Rabat – Assim Al-Hakeem, a Saudi cleric, issued a religious edict earlier this week claiming that the use of cryptocurrencies such as Bitcoin is prohibited under Islamic law, because they are “ambiguous” and provide anonymity to criminals.
“We know that bitcoins remain anonymous when you deal with it… which means that it’s an open gate for money laundering, drug money and haram money,” Al-Hakeem said during his program “Ask Zaad.”
“There is a lot of ambiguity, if I have dollars and you have euros and we want to exchange this is permissible in Islam with the condition that it is hand-to-hand…in virtual currencies you don’t have this,” he added.
The Saudi Cleric also argued during his show, that since Bitcoin is something “recent” and “new”, it has not been discussed by Islamic scholars in the past.

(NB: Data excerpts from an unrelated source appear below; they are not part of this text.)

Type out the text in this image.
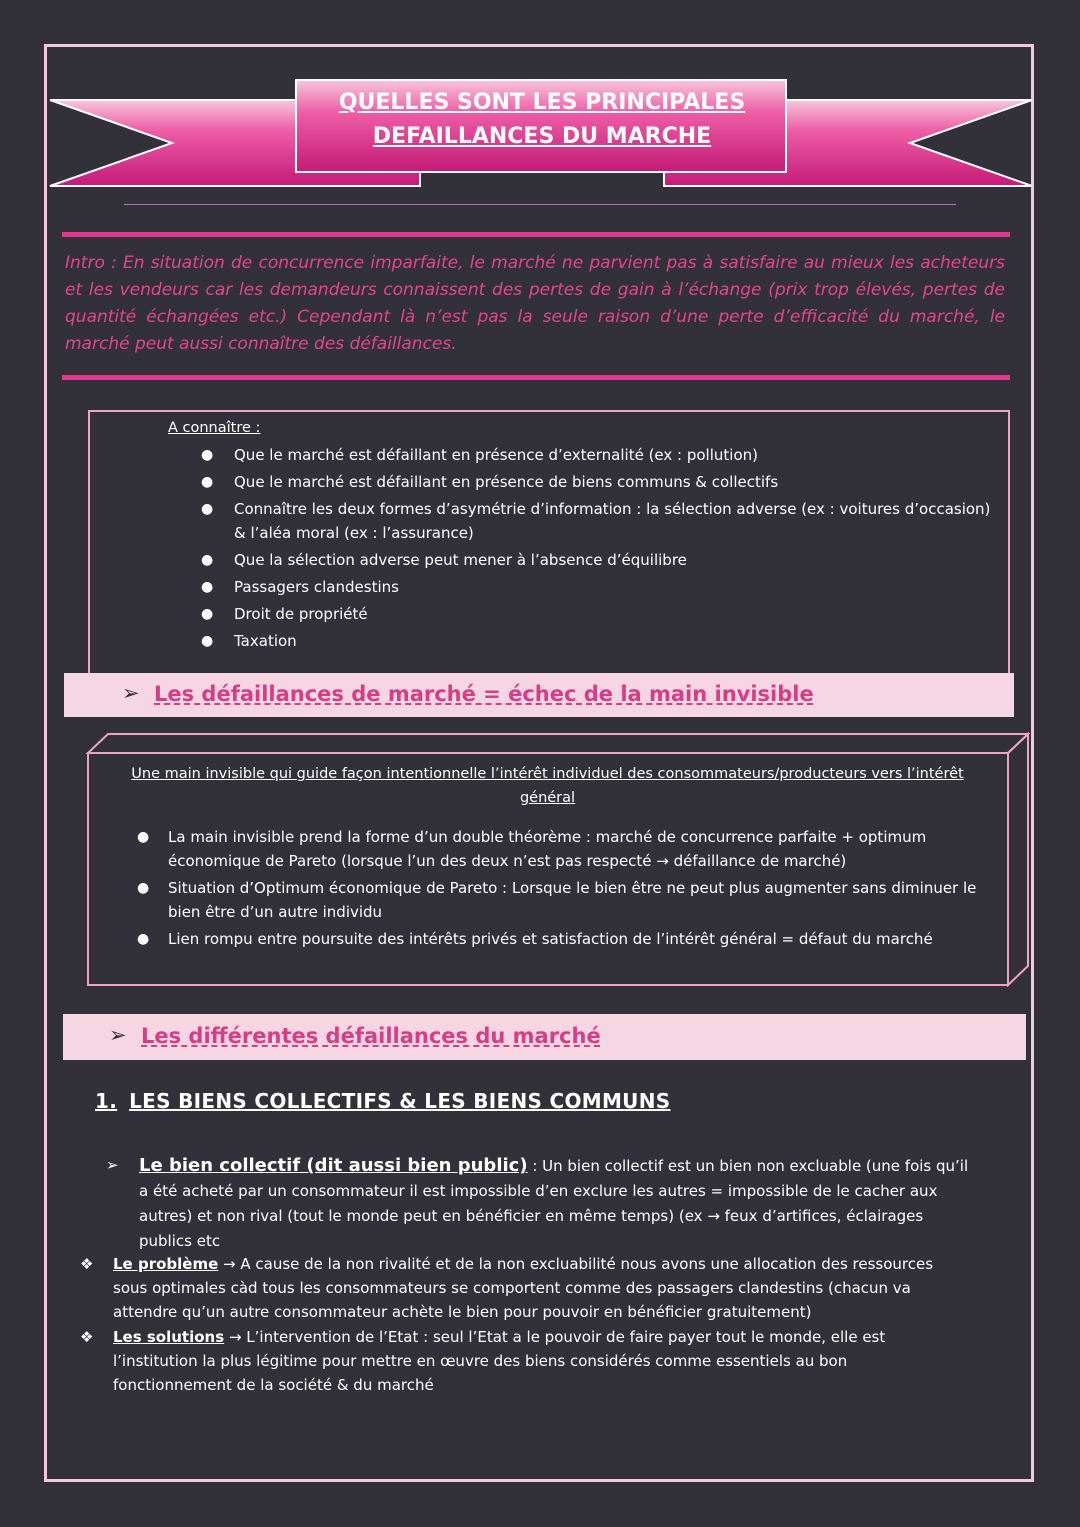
QUELLES SONT LES PRINCIPALES
DEFAILLANCES DU MARCHE
Intro : En situation de concurrence imparfaite, le marché ne parvient pas à satisfaire au mieux les acheteurs et les vendeurs car les demandeurs connaissent des pertes de gain à l’échange (prix trop élevés, pertes de quantité échangées etc.) Cependant là n’est pas la seule raison d’une perte d’efficacité du marché, le marché peut aussi connaître des défaillances.
A connaître :
● Que le marché est défaillant en présence d’externalité (ex : pollution)
● Que le marché est défaillant en présence de biens communs & collectifs
● Connaître les deux formes d’asymétrie d’information : la sélection adverse (ex : voitures d’occasion) & l’aléa moral (ex : l’assurance)
● Que la sélection adverse peut mener à l’absence d’équilibre
● Passagers clandestins
● Droit de propriété
● Taxation
➢ Les défaillances de marché = échec de la main invisible
Une main invisible qui guide façon intentionnelle l’intérêt individuel des consommateurs/producteurs vers l’intérêt général
● La main invisible prend la forme d’un double théorème : marché de concurrence parfaite + optimum économique de Pareto (lorsque l’un des deux n’est pas respecté → défaillance de marché)
● Situation d’Optimum économique de Pareto : Lorsque le bien être ne peut plus augmenter sans diminuer le bien être d’un autre individu
● Lien rompu entre poursuite des intérêts privés et satisfaction de l’intérêt général = défaut du marché
➢ Les différentes défaillances du marché
1. LES BIENS COLLECTIFS & LES BIENS COMMUNS
➢ Le bien collectif (dit aussi bien public) : Un bien collectif est un bien non excluable (une fois qu’il a été acheté par un consommateur il est impossible d’en exclure les autres = impossible de le cacher aux autres) et non rival (tout le monde peut en bénéficier en même temps) (ex → feux d’artifices, éclairages publics etc
❖ Le problème → A cause de la non rivalité et de la non excluabilité nous avons une allocation des ressources sous optimales càd tous les consommateurs se comportent comme des passagers clandestins (chacun va attendre qu’un autre consommateur achète le bien pour pouvoir en bénéficier gratuitement)
❖ Les solutions → L’intervention de l’Etat : seul l’Etat a le pouvoir de faire payer tout le monde, elle est l’institution la plus légitime pour mettre en œuvre des biens considérés comme essentiels au bon fonctionnement de la société & du marché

“Bitcoin is something recent and new and there are a lot of serious concerns when it comes to dealing with it whether it is from the origin where it came from, or the aspect of sustainability and security,” Al-Hakeem explained.
“This is not something physical you can touch, it is not a coin, it is not a banknote… it is something that is virtual… it is as if you are throwing your money in a vacuum,” he added.
As the cryptocurrency has exceeded record of USD 10,000, having seeing its trade value multiplied by 10 in less than a year, he voiced concerns over Bitcoin’s dizzying increase.
“As of today, one bitcoin that was worth 0.1 cents is now equivalent to USD 11,000 plus. This is ridiculous,” he said.
“Bitcoin in my opinion is haram, and Muslims should not get involved in such dubious transactions simply to make quick profit, this is not an Islamic concept,” he concluded.
The cleric’s ruling comes after Turkey’s top religious body also decreed that cryptocurrencies are incompatible with Islam because their value is “open to speculation” and they can be used in “illegal activities.”